È un paradosso che sia stato un non renziano, Simone Uggetti, ad aver chiesto al Pd di rivendicare la più renziana delle riforme, il JobsAct. È quanto accaduto nel fine settimana a Cesena, dove l’area che si rifà a Stefano Bonaccini, Energie Popolari, si è riunita per provare a definire cos’è (o cosa dovrebbe essere) il Pd riformista a cui sperano di non dover rinunciare. Prendono posto Piero Fassino, ispiratore dell’iniziativa, e naturalmente il governatore dell’Emilia Romagna, Bonaccini. Piero De Luca e Lorenzo Guerini. Alessia Morani e Valeria Valente.

All’evento arriva anche la convitata di pietra, Elly Schlein, accolta con freddezza. È davanti a lei che sale sul palco l’ex sindaco di Lodi, Simone Uggetti. Per sette anni confinato nel limbo della non-giustizia, quello in cui se sei un amministratore dem e finisci indagato ricevi dal partito non solidarietà e rispetto (vige la presunzione di innocenza) ma un marchio d’infamia supplementare, spesso gratuito. Uggetti non prendeva la parola in una assemblea del Pd dal 2016, da quando era stato arrestato, per poi finire assolto. E davanti a Schlein tira fuori dalle scarpe quei sassolini che – accumulati per sette lunghi anni – hanno finito per pesare come macigni.

Ecco allora l’occasione per smetterla con le pose e le manfrine. Uggetti gliene canta quattro. «Anche i magistrati sbagliano e bisogna avere il coraggio di dirlo! No alla subalternità». Ovazione.

Poi ha ricordato Bettino Craxi, un riformista cui rendere giustizia almeno con la memoria: «Quando un magistrato si mette a dare la caccia a una persona e non a un reato, è un grave errore!». Altri applausi. Dulcis in fundo: difende Renzi. «Non sono mai stato renziano, ma Renzi – che è stato il nostro segretario – non può essere additato per tutti i mali del mondo. Io ora faccio l’imprenditore e senza Jobs Act farei fatica». Lungo applauso dalla platea.

La segretaria Elly Schlein è in visibile imbarazzo. Tantopiù che Uggetti, prima di andarsene, passa davanti a Schlein col dito alzato: «Ancora aspetto una tua telefonata!». L’ingratitudine e la non riconoscenza per la stagione delle più dense e numerose riforme di governo targate Pd – ecco un elemento di continuità tra Schlein, Letta e Zingaretti – si mischiano con una malcelata pregiudiziale. Che non molti, nella sala di Cesena, condividono.

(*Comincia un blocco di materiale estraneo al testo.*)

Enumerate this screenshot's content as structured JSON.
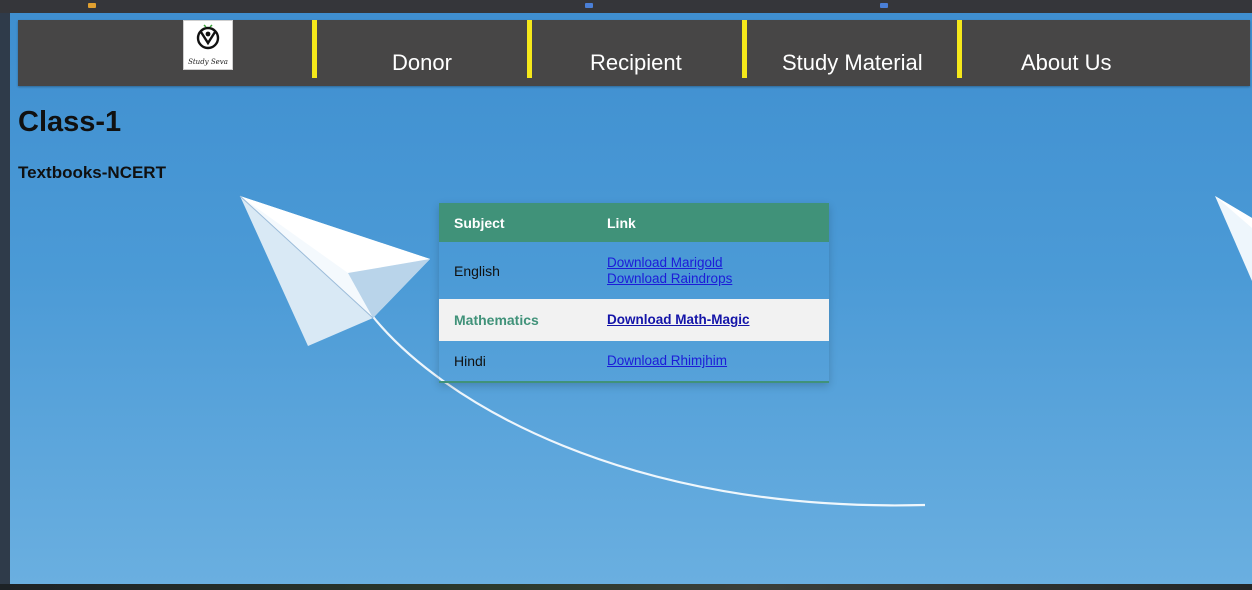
{
  "nav": {
    "logo_text": "Study Seva",
    "items": [
      {
        "label": "Donor"
      },
      {
        "label": "Recipient"
      },
      {
        "label": "Study Material"
      },
      {
        "label": "About Us"
      }
    ]
  },
  "page": {
    "title": "Class-1",
    "subtitle": "Textbooks-NCERT"
  },
  "table": {
    "headers": [
      "Subject",
      "Link"
    ],
    "rows": [
      {
        "subject": "English",
        "links": [
          "Download Marigold",
          "Download Raindrops"
        ]
      },
      {
        "subject": "Mathematics",
        "links": [
          "Download Math-Magic"
        ]
      },
      {
        "subject": "Hindi",
        "links": [
          "Download Rhimjhim"
        ]
      }
    ]
  },
  "colors": {
    "nav_bg": "#474646",
    "nav_separator": "#f5e81a",
    "table_header": "#409279",
    "link": "#1c1cd8",
    "page_bg": "#4b9ad6"
  },
  "icons": [
    "study-seva-logo-icon",
    "paper-plane-icon"
  ]
}
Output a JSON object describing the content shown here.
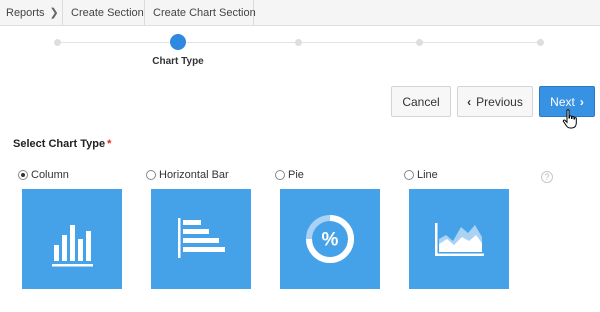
{
  "breadcrumb": {
    "items": [
      "Reports",
      "Create Section",
      "Create Chart Section"
    ]
  },
  "stepper": {
    "active_label": "Chart Type",
    "total_steps": 5,
    "active_index": 1
  },
  "buttons": {
    "cancel": "Cancel",
    "previous": "Previous",
    "next": "Next"
  },
  "section": {
    "title": "Select Chart Type",
    "required_mark": "*"
  },
  "chart_types": [
    {
      "label": "Column",
      "selected": true,
      "icon": "column-chart-icon"
    },
    {
      "label": "Horizontal Bar",
      "selected": false,
      "icon": "horizontal-bar-chart-icon"
    },
    {
      "label": "Pie",
      "selected": false,
      "icon": "pie-chart-icon"
    },
    {
      "label": "Line",
      "selected": false,
      "icon": "area-line-chart-icon"
    }
  ],
  "help": "?",
  "colors": {
    "accent": "#3892e3",
    "tile": "#45a2e8",
    "required": "#e0261c"
  }
}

Nella coscienza dei riformisti dem, il Jobs Act del governo Renzi risveglia la nostalgia per un ricordo tutt’altro che negativo. A ben guardare, parliamo della misura che ha portato ad un milione di posti di lavoro, settecentomila dei quali stabilizzati a tempo indeterminato.

 

Il più noto giuslavorista italiano, Pietro Ichino, non ha dubbi nel sintetizzare la sua opinione al Riformista: «La riforma del lavoro del 2014-15 consta di una legge-delega e di otto decreti delegati, con i quali è stata riscritta la maggior parte del diritto del lavoro italiano di fonte legislativa. Quanto alla materia dei licenziamenti – la sola che interessa nel dibattito politico attuale – alla riforma del 2015 va riconosciuto il grande merito di avere armonizzato la legislazione italiana rispetto a quella di tutti gli altri maggiori Paesi UE. Non ne è derivata alcuna “precarizzazione”: il rischio di essere licenziati in Italia non è significativamente aumentato; ma si è drasticamente ridotto il contenzioso giudiziario su questa materia, che in precedenza era decisamente abnorme. Chi ci ha perso sono soltanto gli avvocati».

Legali che possono compensare operando per i sindaci e gli amministratori locali, oggetto di indagini per reati amministrativi continui. E anche su questo Energie Popolari, da Cesena, dice la sua: sull’abuso d’ufficio parlano i sindaci Antonio Decaro e Matteo Ricci, con il secondo che invoca «più garantismo, perché tanti dei nostri sono stati abbandonati al primo avviso di garanzia». E proprio Ricci dice nemmeno troppo sibillino: «Il congresso non ha risolto i problemi del Pd, le Europee saranno lo spartiacque». Virginio Merola, l’ex sindaco di Bologna oggi deputato, chiede che il programma del partito sia messo ai voti dagli iscritti, in un’assemblea. Che non decida più Schlein da sola. Piero De Luca, figlio del governatore campano Vincenzo, chiede «che il Pd sia sul serio plurale: io sono contro la Gpa».